この端末から実行レベル 3 または別の実行レベルに変更できます。実行レベルを変更すると、すべてのコンソールデバイスで sulogin が再び実行されます。終了したり、システムが実行レベル 3 で起動されるように指定すると、どの補助コンソールからも入力を行えなくなります。すべての補助コンソールはコンソールメッセージを表示するだけのデバイスに戻ります。
システムが起動する際には、デフォルトのコンソールデバイスから rc スクリプトに情報を入力する必要があります。システムが再び起動すると login プログラムがシリアルポートで実行されるため、別の対話型セッションを開始できます。そのデバイスを補助コンソールに指定していれば、コンソールメッセージはその端末に引き続き出力されます。ただし、端末からの入力はすべて対話型セッションに送られます。
consadm デーモンは、consadm コマンドで補助コンソールを追加するまでポートの監視を開始しません。セキュリティー機能として、コンソールメッセージは、キャリア信号が失われるまでか、補助コンソールデバイスの選択が解除されるまでの間だけ出力変更されます。そのため、consadm コマンドを使うには、そのポートでキャリア信号が確立されている必要があります。

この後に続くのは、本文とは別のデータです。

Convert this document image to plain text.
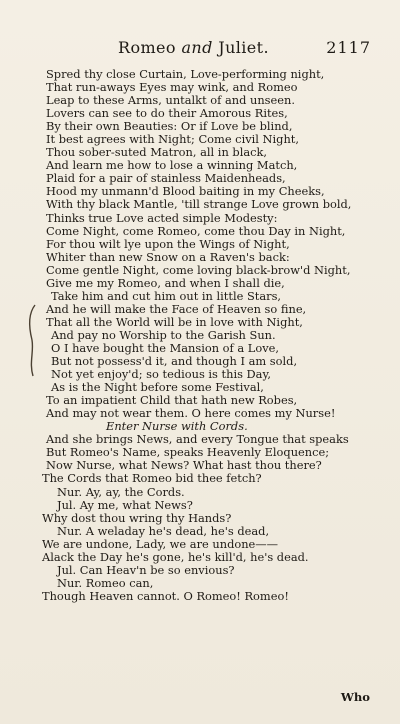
Romeo and Juliet.	2117
Spred thy close Curtain, Love-performing night,
That run-aways Eyes may wink, and Romeo
Leap to these Arms, untalkt of and unseen.
Lovers can see to do their Amorous Rites,
By their own Beauties: Or if Love be blind,
It best agrees with Night; Come civil Night,
Thou sober-suted Matron, all in black,
And learn me how to lose a winning Match,
Plaid for a pair of stainless Maidenheads,
Hood my unmann'd Blood baiting in my Cheeks,
With thy black Mantle, 'till strange Love grown bold,
Thinks true Love acted simple Modesty:
Come Night, come Romeo, come thou Day in Night,
For thou wilt lye upon the Wings of Night,
Whiter than new Snow on a Raven's back:
Come gentle Night, come loving black-brow'd Night,
Give me my Romeo, and when I shall die,
Take him and cut him out in little Stars,
And he will make the Face of Heaven so fine,
That all the World will be in love with Night,
And pay no Worship to the Garish Sun.
O I have bought the Mansion of a Love,
But not possess'd it, and though I am sold,
Not yet enjoy'd; so tedious is this Day,
As is the Night before some Festival,
To an impatient Child that hath new Robes,
And may not wear them. O here comes my Nurse!
Enter Nurse with Cords.
And she brings News, and every Tongue that speaks
But Romeo's Name, speaks Heavenly Eloquence;
Now Nurse, what News? What hast thou there?
The Cords that Romeo bid thee fetch?
Nur. Ay, ay, the Cords.
Jul. Ay me, what News?
Why dost thou wring thy Hands?
Nur. A weladay he's dead, he's dead,
We are undone, Lady, we are undone——
Alack the Day he's gone, he's kill'd, he's dead.
Jul. Can Heav'n be so envious?
Nur. Romeo can,
Though Heaven cannot. O Romeo! Romeo!
Who
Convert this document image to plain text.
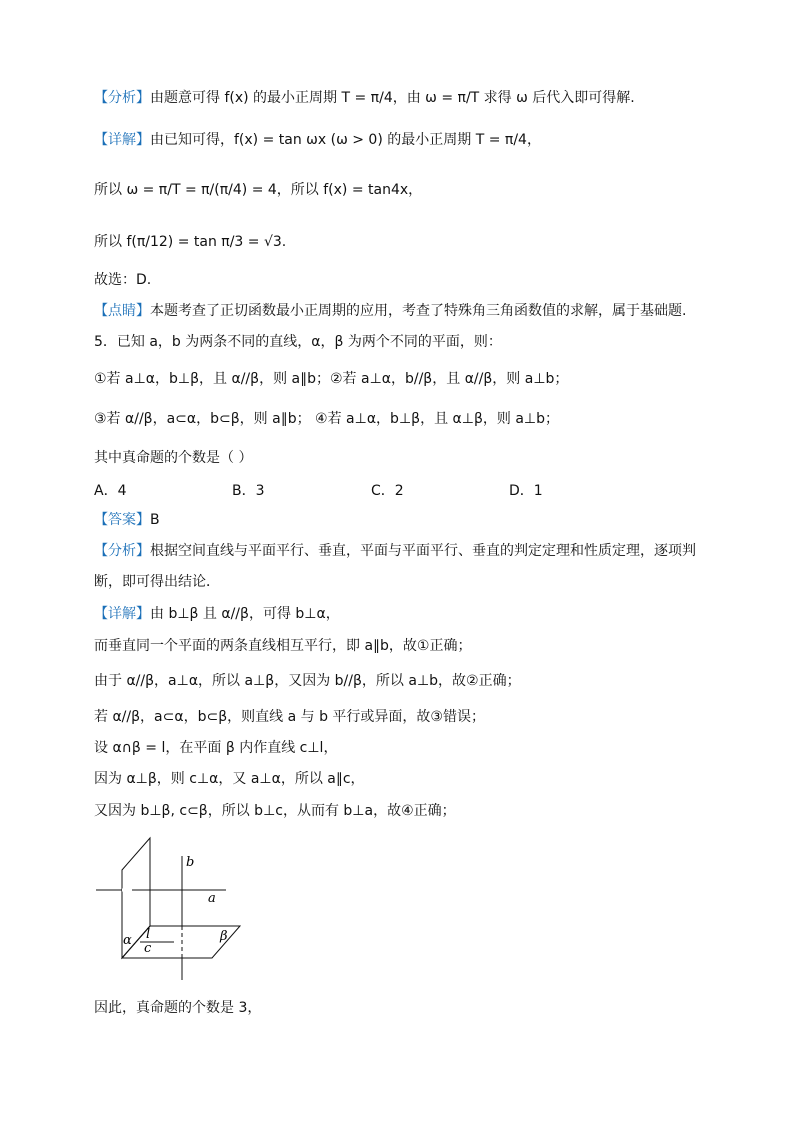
【分析】由题意可得 f(x) 的最小正周期 T = π/4，由 ω = π/T 求得 ω 后代入即可得解.
【详解】由已知可得，f(x) = tan ωx (ω > 0) 的最小正周期 T = π/4，
所以 ω = π/T = π/(π/4) = 4，所以 f(x) = tan4x，
所以 f(π/12) = tan π/3 = √3.
故选：D.
【点睛】本题考查了正切函数最小正周期的应用，考查了特殊角三角函数值的求解，属于基础题.
5．已知 a，b 为两条不同的直线，α，β 为两个不同的平面，则：
①若 a⊥α，b⊥β，且 α//β，则 a∥b；②若 a⊥α，b//β，且 α//β，则 a⊥b；
③若 α//β，a⊂α，b⊂β，则 a∥b； ④若 a⊥α，b⊥β，且 α⊥β，则 a⊥b；
其中真命题的个数是（ ）
A．4	B．3	C．2	D．1
【答案】B
【分析】根据空间直线与平面平行、垂直，平面与平面平行、垂直的判定定理和性质定理，逐项判
断，即可得出结论．
【详解】由 b⊥β 且 α//β，可得 b⊥α，
而垂直同一个平面的两条直线相互平行，即 a∥b，故①正确；
由于 α//β，a⊥α，所以 a⊥β，又因为 b//β，所以 a⊥b，故②正确；
若 α//β，a⊂α，b⊂β，则直线 a 与 b 平行或异面，故③错误；
设 α∩β = l，在平面 β 内作直线 c⊥l，
因为 α⊥β，则 c⊥α，又 a⊥α，所以 a∥c，
又因为 b⊥β, c⊂β，所以 b⊥c，从而有 b⊥a，故④正确；
b
a
α l
c
β
因此，真命题的个数是 3，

補助コンソールの有効化については、consadm(1m) のマニュアルページを参照してください。
システムにスーパーユーザーとしてログインします。
補助コンソールを有効にします。
# consadm -a devicename |
現在の接続が補助コンソールであることを確認します。
# consadm |
# consadm -a /dev/term/a # consadm /dev/term/a |
システムにスーパーユーザーとしてログインします。
複数のシステムリブート後も補助コンソールを有効にします。
# consadm -a -p devicename |
このデバイスが持続的な補助コンソールのリストに追加されます。
デバイスが持続的な補助コンソールのリストに追加されているか確認します。